The fight has been long and tiresome. “People have fought this for 12 years, which makes people tired,” she said. Her cure for activist fatigue is to contextualize the issue globally. The fight is not about stopping one pipeline, but about building power. They might not “win” next month, or even this lifetime.

“Understand that combating the fossil fuel industry is a long term process, and confronting climate change issues is a multi-generational struggle.”

Find your leverage

This spring, energy giant Kinder Morgan withdrew its application for a 420-mile Northeast Energy Direct pipeline.
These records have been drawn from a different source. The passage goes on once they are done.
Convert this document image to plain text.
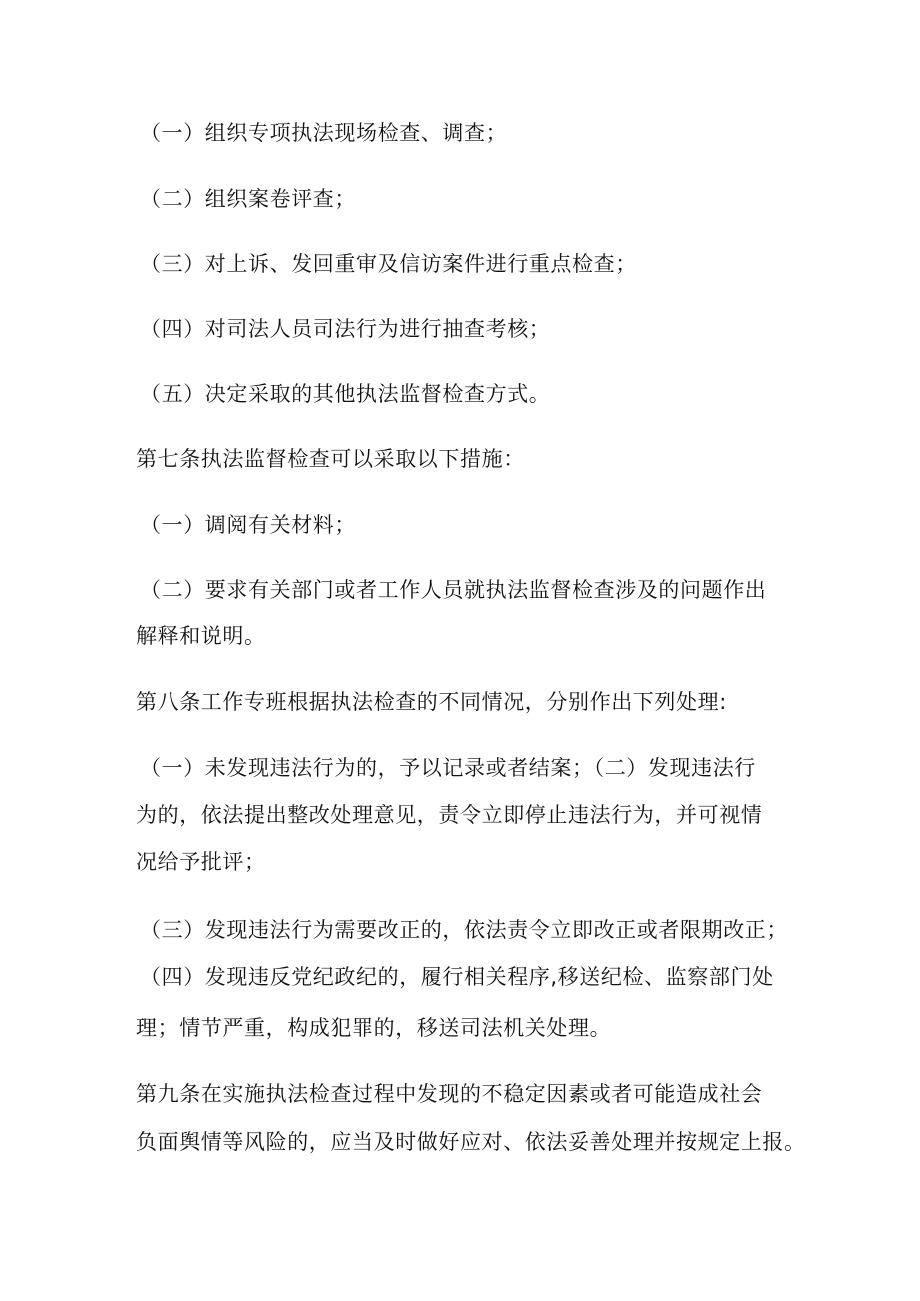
（一）组织专项执法现场检查、调查；

（二）组织案卷评查；

（三）对上诉、发回重审及信访案件进行重点检查；

（四）对司法人员司法行为进行抽查考核；

（五）决定采取的其他执法监督检查方式。

第七条执法监督检查可以采取以下措施：

（一）调阅有关材料；

（二）要求有关部门或者工作人员就执法监督检查涉及的问题作出

解释和说明。

第八条工作专班根据执法检查的不同情况，分别作出下列处理:

（一）未发现违法行为的，予以记录或者结案；（二）发现违法行

为的，依法提出整改处理意见，责令立即停止违法行为，并可视情

况给予批评；

（三）发现违法行为需要改正的，依法责令立即改正或者限期改正；

（四）发现违反党纪政纪的，履行相关程序,移送纪检、监察部门处

理；情节严重，构成犯罪的，移送司法机关处理。

第九条在实施执法检查过程中发现的不稳定因素或者可能造成社会

负面舆情等风险的，应当及时做好应对、依法妥善处理并按规定上报。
Why?

Emily Kirkland, a recent Brown University graduate and the director of organizing for 350 Massachusetts for a Better Future, explains how the $3 billion project ground to a halt.

When 350 Mass heard about the Kinder Morgan pipeline in 2013, immediately the organization began collaborating with local groups of ordinary citizens. It was “the local folks who identified the problem and found their leverage,” said Kirkland. That critical detail was Kinder Morgan’s proposal to add an additional tax to its electric bill that the governor, then Charlie Baker, had the power to veto — which he ultimately did.

“It seems deeply unfair to me that we would be asked to subsidize new gas pipelines,” Kirkland told the Boston Globe in July. “Alternatives like wind and solar ... are the right thing on climate, and we should be investing in those.”

While Kirkland and 350 Mass worked to amplify the efforts of the local activists, her organization just “followed the lead of the local folks.” After all, as Kirkland recalled, “the folks on the ground made a hell of a fuss.”